Mitverschulden der Mutter für Verkehrsunfall des Sohnes

Die Beklagte stand mit ihrem 6-jährigen Sohn am Rand einer Bundesstraße und wollte diese mit ihm gemeinsam überqueren. Der Sohn war von seinem Fahrrad abgestiegen. In der irrigen Annahme die Straße sei frei machte die Klägerin eine leichte Vorwärtsbewegung. Ihr Sohn rannte daraufhin auf die Straße. Er wurde von einem Auto erfasst und erlitt dabei schwere Verletzungen

Klägerin ist die Kfz-Haftpflichtversicherung der unfallbeteiligten Autofahrerin, welche die Freistellung von 50 % der Schadensersatzansprüche fordert.

Das Landgericht wies die Klage in erster Instanz ab. Das Urteil wurde damit begründet, dass der Klägerin gegenüber der Beklagten keinen Ausgleichsanspruch zustehe, da diese allenfalls fahrlässig gehandelt habe. Haftungsmaßstab sei die Sorgfalt, die die Beklagte üblicherweise in eigenen Angelegenheit aufweist, § 1664 Abs. 1 BGB.

Die Klägerin verfolgt in der Berufung ihren Antrag weiter. Sie bringt hervor, dass die Haftungsmilderung, die § 1664 BGB für Eltern vorsieht, im Straßenverkehr keine Anwendung findet. Weiter macht sie geltend, die Beklagte habe sich grob fahrlässig verhalten.

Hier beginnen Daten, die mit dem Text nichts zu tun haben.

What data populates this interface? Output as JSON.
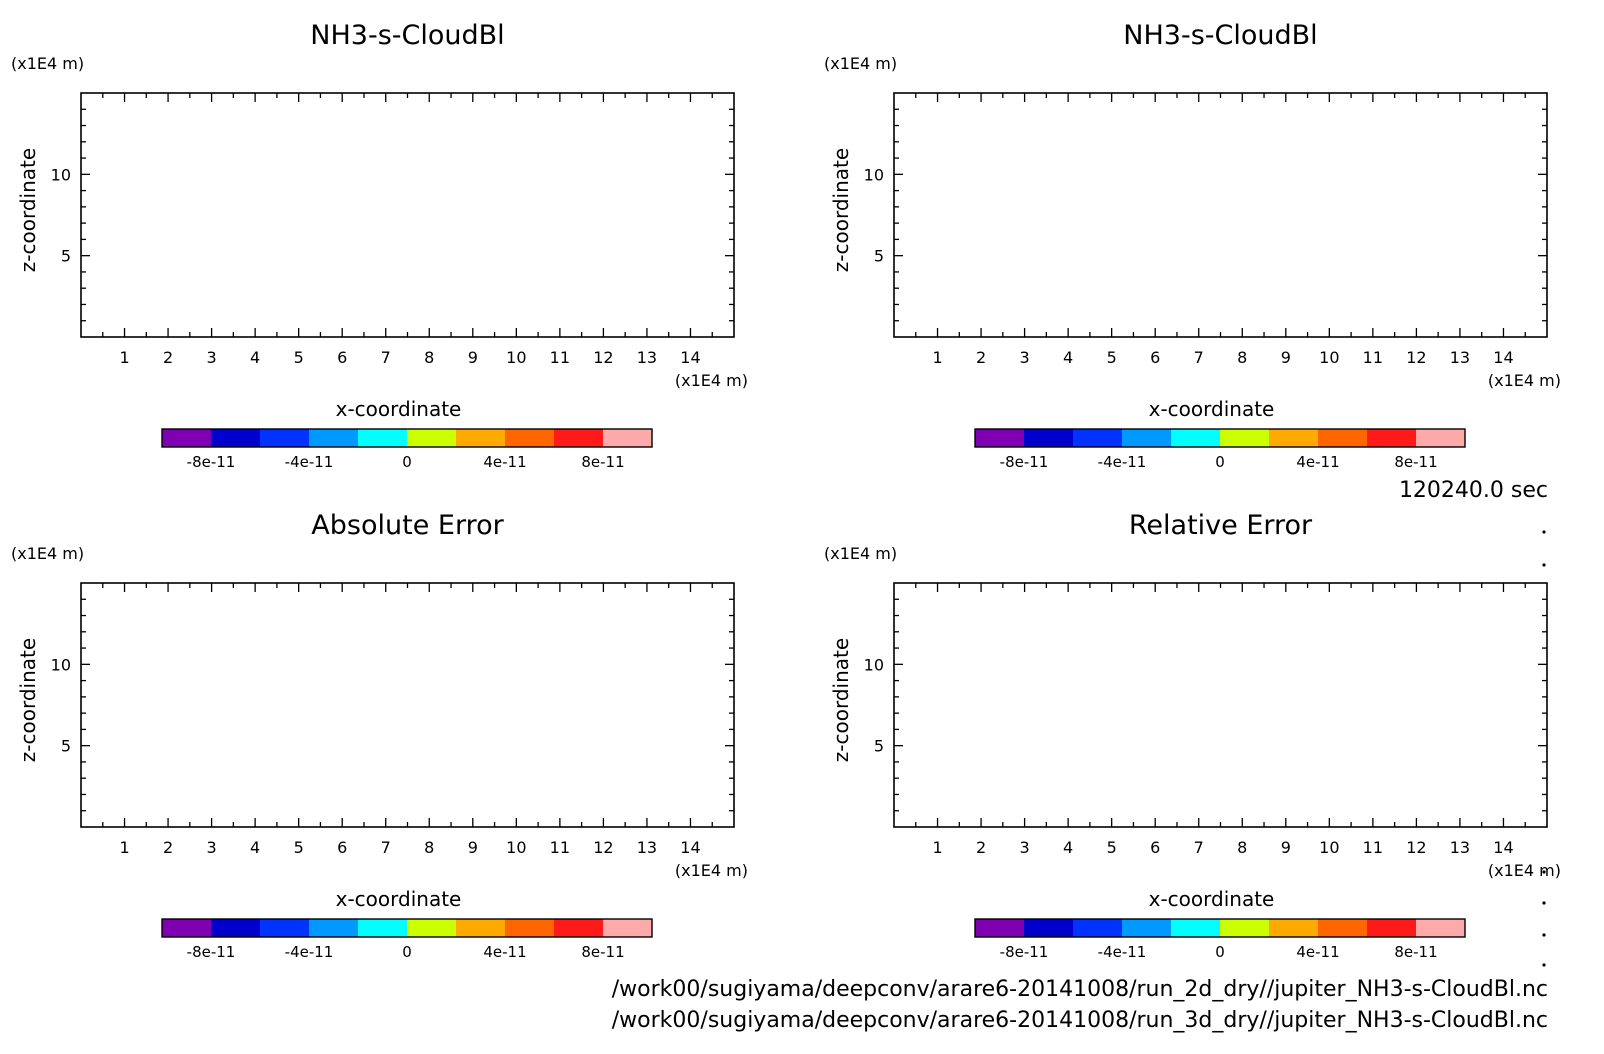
{
  "panels": [
    {
      "title": "NH3-s-CloudBl"
    },
    {
      "title": "NH3-s-CloudBl"
    },
    {
      "title": "Absolute Error"
    },
    {
      "title": "Relative Error"
    }
  ],
  "axes": {
    "xlabel": "x-coordinate",
    "ylabel": "z-coordinate",
    "x_unit": "(x1E4 m)",
    "y_unit": "(x1E4 m)",
    "x_ticks": [
      "1",
      "2",
      "3",
      "4",
      "5",
      "6",
      "7",
      "8",
      "9",
      "10",
      "11",
      "12",
      "13",
      "14"
    ],
    "y_ticks": [
      "5",
      "10"
    ]
  },
  "colorbar": {
    "colors": [
      "#7f00b2",
      "#0000cc",
      "#0033ff",
      "#0099ff",
      "#00ffff",
      "#ccff00",
      "#ffaa00",
      "#ff6600",
      "#ff1a1a",
      "#ffaaaa"
    ],
    "labels": [
      "-8e-11",
      "-4e-11",
      "0",
      "4e-11",
      "8e-11"
    ]
  },
  "time_label": "120240.0 sec",
  "file_paths": [
    "/work00/sugiyama/deepconv/arare6-20141008/run_2d_dry//jupiter_NH3-s-CloudBl.nc",
    "/work00/sugiyama/deepconv/arare6-20141008/run_3d_dry//jupiter_NH3-s-CloudBl.nc"
  ],
  "chart_data": [
    {
      "type": "heatmap",
      "title": "NH3-s-CloudBl",
      "xlabel": "x-coordinate",
      "ylabel": "z-coordinate",
      "xlim": [
        0,
        15
      ],
      "ylim": [
        0,
        15
      ],
      "values": [],
      "colorbar_range": [
        -1e-10,
        1e-10
      ],
      "colorbar_ticks": [
        -8e-11,
        -4e-11,
        0,
        4e-11,
        8e-11
      ]
    },
    {
      "type": "heatmap",
      "title": "NH3-s-CloudBl",
      "xlabel": "x-coordinate",
      "ylabel": "z-coordinate",
      "xlim": [
        0,
        15
      ],
      "ylim": [
        0,
        15
      ],
      "values": [],
      "colorbar_range": [
        -1e-10,
        1e-10
      ],
      "colorbar_ticks": [
        -8e-11,
        -4e-11,
        0,
        4e-11,
        8e-11
      ]
    },
    {
      "type": "heatmap",
      "title": "Absolute Error",
      "xlabel": "x-coordinate",
      "ylabel": "z-coordinate",
      "xlim": [
        0,
        15
      ],
      "ylim": [
        0,
        15
      ],
      "values": [],
      "colorbar_range": [
        -1e-10,
        1e-10
      ],
      "colorbar_ticks": [
        -8e-11,
        -4e-11,
        0,
        4e-11,
        8e-11
      ]
    },
    {
      "type": "heatmap",
      "title": "Relative Error",
      "xlabel": "x-coordinate",
      "ylabel": "z-coordinate",
      "xlim": [
        0,
        15
      ],
      "ylim": [
        0,
        15
      ],
      "values": [],
      "colorbar_range": [
        -1e-10,
        1e-10
      ],
      "colorbar_ticks": [
        -8e-11,
        -4e-11,
        0,
        4e-11,
        8e-11
      ]
    }
  ]
}
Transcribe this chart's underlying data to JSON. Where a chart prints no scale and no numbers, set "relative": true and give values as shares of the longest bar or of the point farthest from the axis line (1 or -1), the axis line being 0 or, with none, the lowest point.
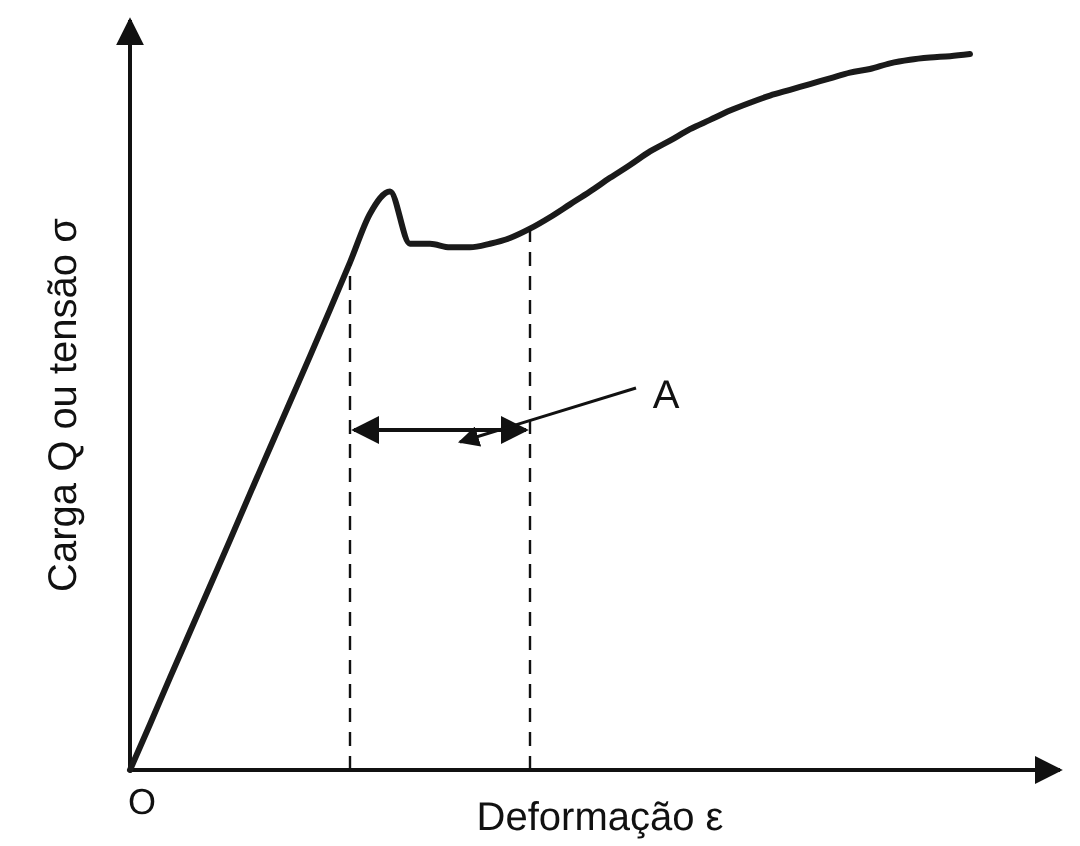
{
  "chart_data": {
    "type": "line",
    "relative": true,
    "xlabel": "Deformação ε",
    "ylabel": "Carga Q ou tensão σ",
    "color": "#1a1a1a",
    "categories": [
      null,
      null,
      null,
      null,
      null,
      null,
      null,
      null,
      null,
      null,
      null,
      null,
      null,
      null,
      null,
      null,
      null,
      null,
      null,
      null,
      null,
      null,
      null,
      null,
      null,
      null,
      null,
      null,
      null,
      null,
      null,
      null,
      null,
      null,
      null,
      null,
      null,
      null,
      null,
      null,
      null,
      null,
      null
    ],
    "values": [
      0,
      0.064,
      0.129,
      0.193,
      0.257,
      0.321,
      0.386,
      0.45,
      0.514,
      0.578,
      0.643,
      0.709,
      0.777,
      0.808,
      0.735,
      0.735,
      0.73,
      0.73,
      0.735,
      0.743,
      0.756,
      0.772,
      0.79,
      0.808,
      0.827,
      0.845,
      0.864,
      0.879,
      0.895,
      0.908,
      0.921,
      0.932,
      0.942,
      0.95,
      0.958,
      0.966,
      0.974,
      0.979,
      0.987,
      0.992,
      0.995,
      0.997,
      1
    ],
    "annotations": [
      "O",
      "A"
    ]
  }
}
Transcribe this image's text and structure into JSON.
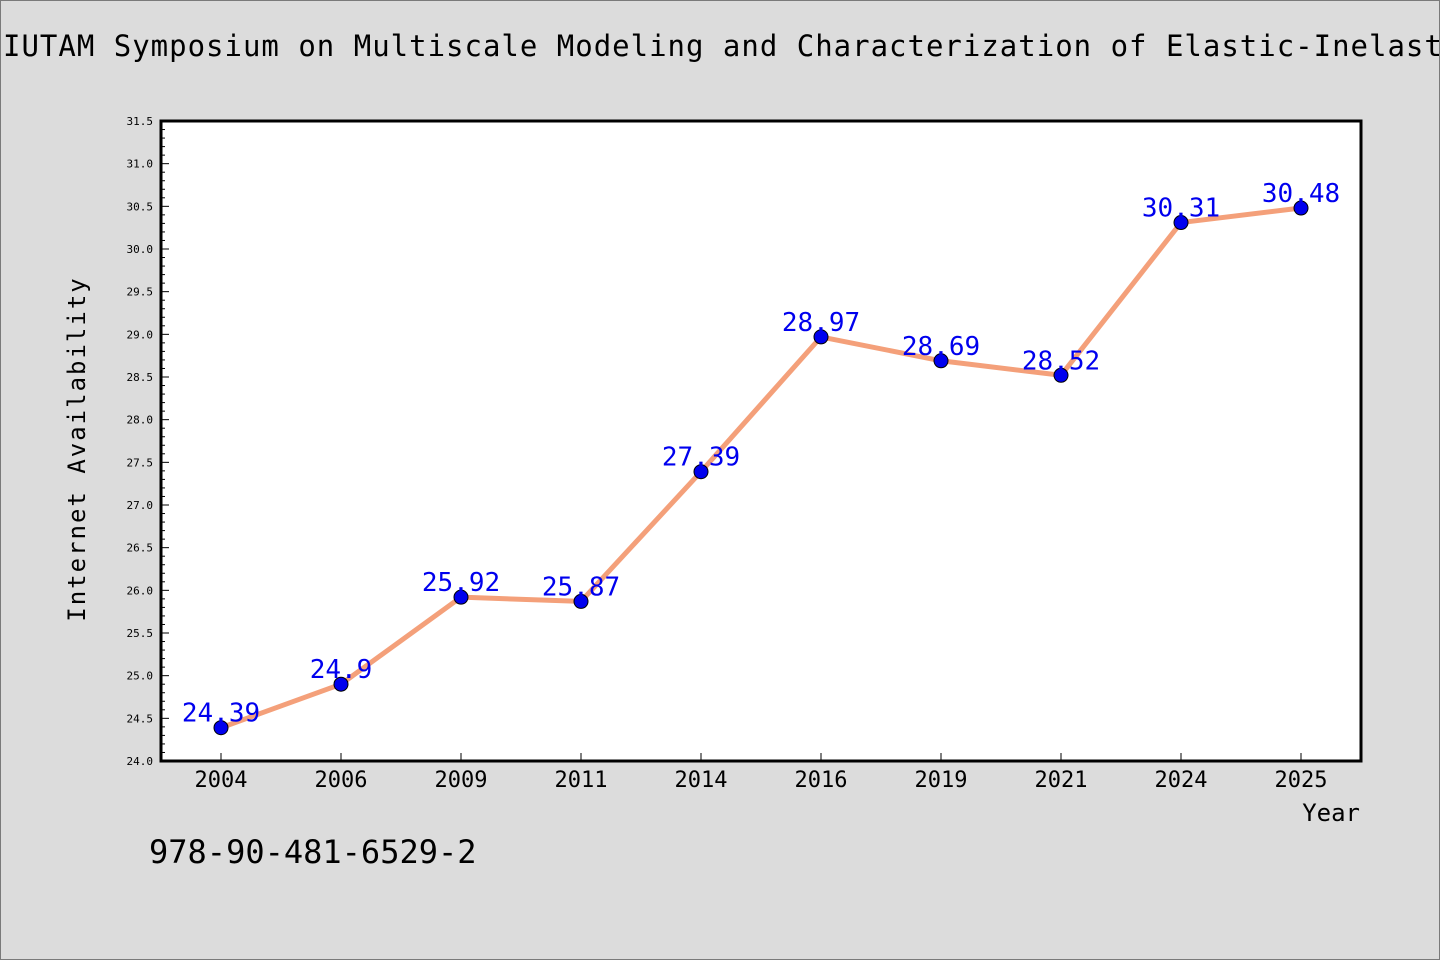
{
  "chart_data": {
    "type": "line",
    "title": "IUTAM Symposium on Multiscale Modeling and Characterization of Elastic-Inelastic",
    "xlabel": "Year",
    "ylabel": "Internet Availability",
    "categories": [
      "2004",
      "2006",
      "2009",
      "2011",
      "2014",
      "2016",
      "2019",
      "2021",
      "2024",
      "2025"
    ],
    "values": [
      24.39,
      24.9,
      25.92,
      25.87,
      27.39,
      28.97,
      28.69,
      28.52,
      30.31,
      30.48
    ],
    "value_labels": [
      "24.39",
      "24.9",
      "25.92",
      "25.87",
      "27.39",
      "28.97",
      "28.69",
      "28.52",
      "30.31",
      "30.48"
    ],
    "ylim": [
      24.0,
      31.5
    ],
    "y_ticks": [
      "24.0",
      "24.5",
      "25.0",
      "25.5",
      "26.0",
      "26.5",
      "27.0",
      "27.5",
      "28.0",
      "28.5",
      "29.0",
      "29.5",
      "30.0",
      "30.5",
      "31.0",
      "31.5"
    ],
    "grid": false,
    "legend": "none",
    "line_color": "#f4a07a",
    "marker_color": "#0000ee",
    "label_color": "#0000ee",
    "background_color": "#dcdcdc",
    "plot_background_color": "#ffffff"
  },
  "footer": {
    "isbn": "978-90-481-6529-2"
  }
}
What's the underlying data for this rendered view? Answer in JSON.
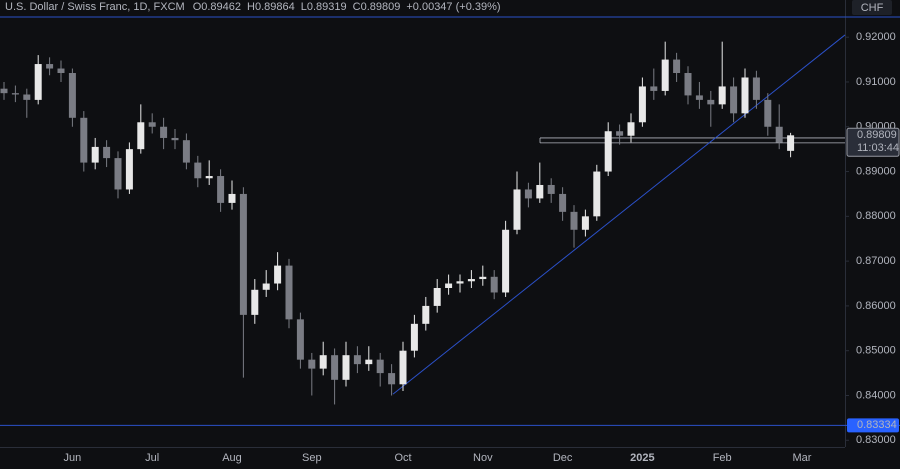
{
  "chart_data": {
    "type": "candlestick",
    "title": "U.S. Dollar / Swiss Franc, 1D, FXCM",
    "header_values": [
      "O0.89462",
      "H0.89864",
      "L0.89319",
      "C0.89809",
      "+0.00347 (+0.39%)"
    ],
    "currency": "CHF",
    "categories": [
      null,
      null,
      null,
      null,
      null,
      null,
      "Jun",
      null,
      null,
      null,
      null,
      null,
      null,
      "Jul",
      null,
      null,
      null,
      null,
      null,
      null,
      "Aug",
      null,
      null,
      null,
      null,
      null,
      null,
      "Sep",
      null,
      null,
      null,
      null,
      null,
      null,
      null,
      "Oct",
      null,
      null,
      null,
      null,
      null,
      null,
      "Nov",
      null,
      null,
      null,
      null,
      null,
      null,
      "Dec",
      null,
      null,
      null,
      null,
      null,
      null,
      "2025",
      null,
      null,
      null,
      null,
      null,
      null,
      "Feb",
      null,
      null,
      null,
      null,
      null,
      null,
      "Mar"
    ],
    "open": [
      0.9085,
      0.9075,
      0.9072,
      0.906,
      0.914,
      0.913,
      0.912,
      0.902,
      0.892,
      0.8955,
      0.893,
      0.886,
      0.895,
      0.901,
      0.9,
      0.8975,
      0.897,
      0.892,
      0.8885,
      0.889,
      0.883,
      0.885,
      0.858,
      0.8636,
      0.865,
      0.869,
      0.857,
      0.848,
      0.846,
      0.849,
      0.8435,
      0.849,
      0.847,
      0.848,
      0.845,
      0.8425,
      0.85,
      0.856,
      0.86,
      0.864,
      0.865,
      0.8655,
      0.866,
      0.8665,
      0.863,
      0.877,
      0.886,
      0.884,
      0.887,
      0.885,
      0.881,
      0.877,
      0.88,
      0.89,
      0.899,
      0.898,
      0.901,
      0.909,
      0.908,
      0.915,
      0.912,
      0.907,
      0.906,
      0.905,
      0.909,
      0.903,
      0.911,
      0.906,
      0.9,
      0.89462,
      null
    ],
    "high": [
      0.91,
      0.9092,
      0.9085,
      0.916,
      0.9155,
      0.9148,
      0.913,
      0.9035,
      0.8975,
      0.897,
      0.8945,
      0.8965,
      0.905,
      0.903,
      0.902,
      0.8995,
      0.8985,
      0.8935,
      0.8925,
      0.8905,
      0.888,
      0.8865,
      0.866,
      0.868,
      0.872,
      0.8705,
      0.8585,
      0.8495,
      0.852,
      0.8505,
      0.852,
      0.851,
      0.851,
      0.8495,
      0.847,
      0.852,
      0.858,
      0.862,
      0.866,
      0.867,
      0.867,
      0.868,
      0.869,
      0.868,
      0.879,
      0.89,
      0.8875,
      0.892,
      0.8885,
      0.8865,
      0.8825,
      0.8815,
      0.8915,
      0.901,
      0.9005,
      0.903,
      0.911,
      0.913,
      0.919,
      0.9165,
      0.9135,
      0.91,
      0.908,
      0.919,
      0.911,
      0.913,
      0.9125,
      0.9075,
      0.905,
      0.89864,
      null
    ],
    "low": [
      0.906,
      0.9055,
      0.902,
      0.905,
      0.9115,
      0.91,
      0.9,
      0.89,
      0.8905,
      0.891,
      0.884,
      0.885,
      0.894,
      0.8985,
      0.895,
      0.895,
      0.8905,
      0.8865,
      0.887,
      0.881,
      0.8815,
      0.844,
      0.856,
      0.862,
      0.8635,
      0.855,
      0.846,
      0.84,
      0.8445,
      0.838,
      0.842,
      0.845,
      0.8455,
      0.842,
      0.84,
      0.841,
      0.8485,
      0.8545,
      0.8585,
      0.8625,
      0.863,
      0.864,
      0.8645,
      0.8615,
      0.862,
      0.876,
      0.882,
      0.883,
      0.883,
      0.879,
      0.873,
      0.8755,
      0.879,
      0.889,
      0.896,
      0.8965,
      0.9,
      0.906,
      0.907,
      0.91,
      0.905,
      0.904,
      0.9,
      0.904,
      0.901,
      0.902,
      0.904,
      0.898,
      0.895,
      0.89319,
      null
    ],
    "close": [
      0.9075,
      0.9072,
      0.906,
      0.914,
      0.913,
      0.912,
      0.902,
      0.892,
      0.8955,
      0.893,
      0.886,
      0.895,
      0.901,
      0.9,
      0.8975,
      0.897,
      0.892,
      0.8885,
      0.889,
      0.883,
      0.885,
      0.858,
      0.8636,
      0.865,
      0.869,
      0.857,
      0.848,
      0.846,
      0.849,
      0.8435,
      0.849,
      0.847,
      0.848,
      0.845,
      0.8425,
      0.85,
      0.856,
      0.86,
      0.864,
      0.865,
      0.8655,
      0.866,
      0.8665,
      0.863,
      0.877,
      0.886,
      0.884,
      0.887,
      0.885,
      0.881,
      0.877,
      0.88,
      0.89,
      0.899,
      0.898,
      0.901,
      0.909,
      0.908,
      0.915,
      0.912,
      0.907,
      0.906,
      0.905,
      0.909,
      0.903,
      0.911,
      0.906,
      0.9,
      0.8965,
      0.89809,
      null
    ],
    "up_color": "#e8e8e8",
    "down_color": "#7a7c84",
    "line_color": "#2b50c8",
    "ylim": [
      0.8285,
      0.9283
    ],
    "yticks": [
      {
        "value": 0.83,
        "label": "0.83000"
      },
      {
        "value": 0.84,
        "label": "0.84000"
      },
      {
        "value": 0.85,
        "label": "0.85000"
      },
      {
        "value": 0.86,
        "label": "0.86000"
      },
      {
        "value": 0.87,
        "label": "0.87000"
      },
      {
        "value": 0.88,
        "label": "0.88000"
      },
      {
        "value": 0.89,
        "label": "0.89000"
      },
      {
        "value": 0.9,
        "label": "0.90000"
      },
      {
        "value": 0.91,
        "label": "0.91000"
      },
      {
        "value": 0.92,
        "label": "0.92000"
      }
    ],
    "grid": false,
    "last_price": 0.89809,
    "countdown": "11:03:44",
    "hline_top": 0.9245,
    "hline_bottom": 0.83334,
    "support_levels": [
      0.8975,
      0.8964
    ],
    "trendline": [
      0.8403,
      0.9205
    ]
  }
}
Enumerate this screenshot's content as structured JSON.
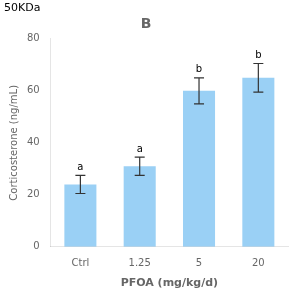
{
  "chart_data": {
    "type": "bar",
    "title": "B",
    "categories": [
      "Ctrl",
      "1.25",
      "5",
      "20"
    ],
    "values": [
      24,
      31,
      60,
      65
    ],
    "errors": [
      3.5,
      3.5,
      5.0,
      5.5
    ],
    "significance": [
      "a",
      "a",
      "b",
      "b"
    ],
    "annotations": [
      "50KDa"
    ],
    "ylabel": "Corticosterone (ng/mL)",
    "xlabel": "PFOA (mg/kg/d)",
    "ylim": [
      0,
      80
    ],
    "yticks": [
      0,
      20,
      40,
      60,
      80
    ],
    "grid": false
  }
}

Das Oberlandesgericht gibt der Beklagten recht. Zur Begründung wird zunächst angeführt, dass die Beklagte nicht dadurch fahrlässig handelte, dass sie ihr Kind nicht an der Hand hielt. Ihr Sohn hat sich zuvor im Straßenverkehr nie unzuverlässig verhalten und ist in Begleitung Erwachsener ein sicherer Verkehrsteilnehmer.

Auch durch ihre Absicht, die Bundesstraße an dieser Stelle zu überqueren hat die Beklagte nicht fahrlässig gehandelt. Fußgängerüberwege oder Ampeln gibt es dort nicht.
Die Tatsache, dass das Kind keinen Helm trug, kann der Beklagten ebenfalls nicht entgegen gehalten werden. Das Kind war zum Unfallzeitpunkt als Fußgänger unterwegs.

Umstritten ist, ob der familienrechtliche Haftungsmaßstab des § 1664 Abs. 1 BGB auch im Straßenverkehr gilt. Das OLG folgt der Ansicht, dass zumindest dann, wenn die Eltern ihr Kind nicht als Kraftfahrer unter Verstoß von Verkehrsvorschriften schädigen, diese Haftungserleichterung auch im Verkehr anzuwenden ist.

Die Beklagte war im vorliegenden Fall mit ihrem Sohn als Fußgängerin unterwegs. Indem sie sich leicht vorwärts bewegte und ihrem Sohn so fälschlicherweise einen Impuls zum Losgehen gab, verstieß sie gegen keine Verkehrsvorschrift. Vielmehr ist ihr nur leichteste Fahrlässigkeit vorzuwerfen. Die Mutter hatte keinen Grund zur Annahme, dass ihr Sohn auf diese Weise reagieren würde.